Her eyes widened. “I can’t cross over to Tower One!”
“I’ll escort you.”
“What do you mean—now?”
“The sooner the better.”
She cast a long glance at the newspaper, as if she wanted to hide under it, then pushed away from the table. “If we’re being so damned honest with each other … what’ll happen to Mick? Because I don’t want anyone to think I gave him up just to save my skin.”
“No one will think that.” He took her arm before she could call him a liar yet again. “Come on, Doris. Don’t be afraid.
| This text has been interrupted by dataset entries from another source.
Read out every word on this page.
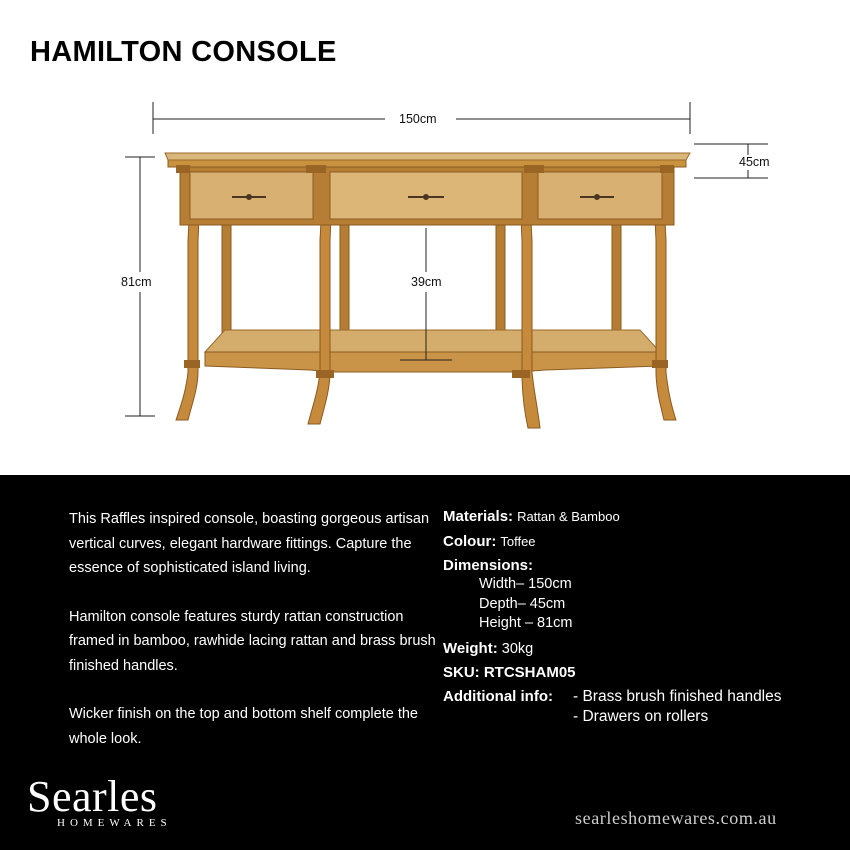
HAMILTON CONSOLE
150cm
45cm
81cm	39cm

This Raffles inspired console, boasting gorgeous artisan vertical curves, elegant hardware fittings. Capture the essence of sophisticated island living.

Hamilton console features sturdy rattan construction framed in bamboo, rawhide lacing rattan and brass brush finished handles.

Wicker finish on the top and bottom shelf complete the whole look.

Materials: Rattan & Bamboo
Colour: Toffee
Dimensions:
Width– 150cm
Depth– 45cm
Height – 81cm
Weight: 30kg
SKU: RTCSHAM05
Additional info: - Brass brush finished handles
- Drawers on rollers
Searles
HOMEWARES	searleshomewares.com.au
You always said you wanted to see the other tower.”
He left Doris with Barton, who promised she wouldn’t be fired if what she told him was honest and helpful—a promise Jesse hoped he would keep.
He was in bed by eleven o’clock, and he dreamed of Madame Chao’s house in San Francisco.
* * *
Jesse is seventeen years old. His father is drunk, but not bad drunk.
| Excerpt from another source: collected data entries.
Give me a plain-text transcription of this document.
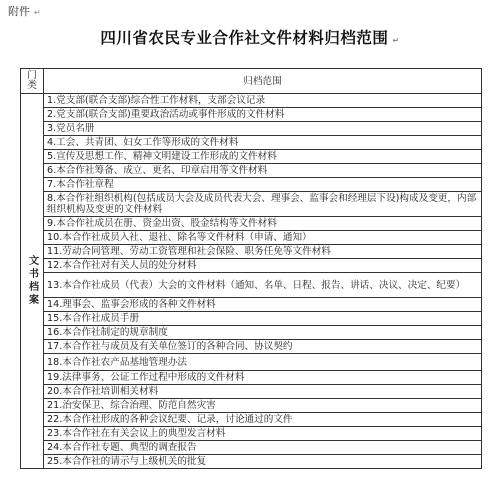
附件 ↵
四川省农民专业合作社文件材料归档范围 ↵
门类	归档范围

文书档案	1.党支部(联合支部)综合性工作材料，支部会议记录
	2.党支部(联合支部)重要政治活动或事件形成的文件材料
	3.党员名册
	4.工会、共青团、妇女工作等形成的文件材料
	5.宣传及思想工作、精神文明建设工作形成的文件材料
	6.本合作社筹备、成立、更名、印章启用等文件材料
	7.本合作社章程
	8.本合作社组织机构(包括成员大会及成员代表大会、理事会、监事会和经理层下设)构成及变更，内部组织机构及变更的文件材料
	9.本合作社成员在册、资金出资、股金结构等文件材料
	10.本合作社成员入社、退社、除名等文件材料（申请、通知）
	11.劳动合同管理、劳动工资管理和社会保险、职务任免等文件材料
	12.本合作社对有关人员的处分材料
	13.本合作社成员（代表）大会的文件材料（通知、名单、日程、报告、讲话、决议、决定、纪要）
	14.理事会、监事会形成的各种文件材料
	15.本合作社成员手册
	16.本合作社制定的规章制度
	17.本合作社与成员及有关单位签订的各种合同、协议契约
	18.本合作社农产品基地管理办法
	19.法律事务、公证工作过程中形成的文件材料
	20.本合作社培训相关材料
	21.治安保卫、综合治理、防范自然灾害
	22.本合作社形成的各种会议纪要、记录，讨论通过的文件
	23.本合作社在有关会议上的典型发言材料
	24.本合作社专题、典型的调查报告
	25.本合作社的请示与上级机关的批复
“Working drunk” is how Jesse thinks of it. The smell of whiskey hovers over his father like a sullen angel. It’s the end of a long night—within grasping distance of dawn—and Jesse’s father has been on the door of Madame Chao’s for many hours. Jesse has been serving drinks in the parlor: His aversion to alcohol makes him a reliable employee, which Madame Chao appreciates.
The parlor is empty of clients. Most of Madame Chao’s girls are upstairs, though Ming and Li are on the sofa, conducting an earnest conversation in Dupont Street patois. Jesse, collecting empty glasses, listens with half an ear as his father speaks. It is one of his father’s mumbling monologues, a tutelary speech directed at no one: The only evidence of his drunkenness is that he doesn’t care who’s listening. Tonight it’s something about whalers. “Whaleboat men are the worst.” From the point of view of a whorehouse bouncer. “Stinking of carcasses and train oil, strong as bulls from lofting their irons … coarse and ugly from months confined among men no better than themselves, arms thick as hawsers, hard on the women and harder still in a fight…”
Jesse and his father and his sister, Phoebe, share an attic room, stiflingly hot on summer nights like these. Jesse is ready to sleep but he dreads the walk upstairs, passing through layers of increasingly hotter air to lie and sweat through the restless hours until a distant noon bell wakes him. He prays for morning fog, the benediction of an ocean breeze.
The last glass has been returned to its cupboard and Ming and Li are dozing in each other’s arms when there is a knock at the door: three loud, insistent pounds. Jesse’s father rouses from his introversion and takes his station. He slides the wooden cover from the peephole and puts his eye to it. He mutters something inaudible, probably a curse. He says to Jesse, “Go fetch Madame Chao.”
Then he opens the door, and Roscoe Candy enters the whorehouse.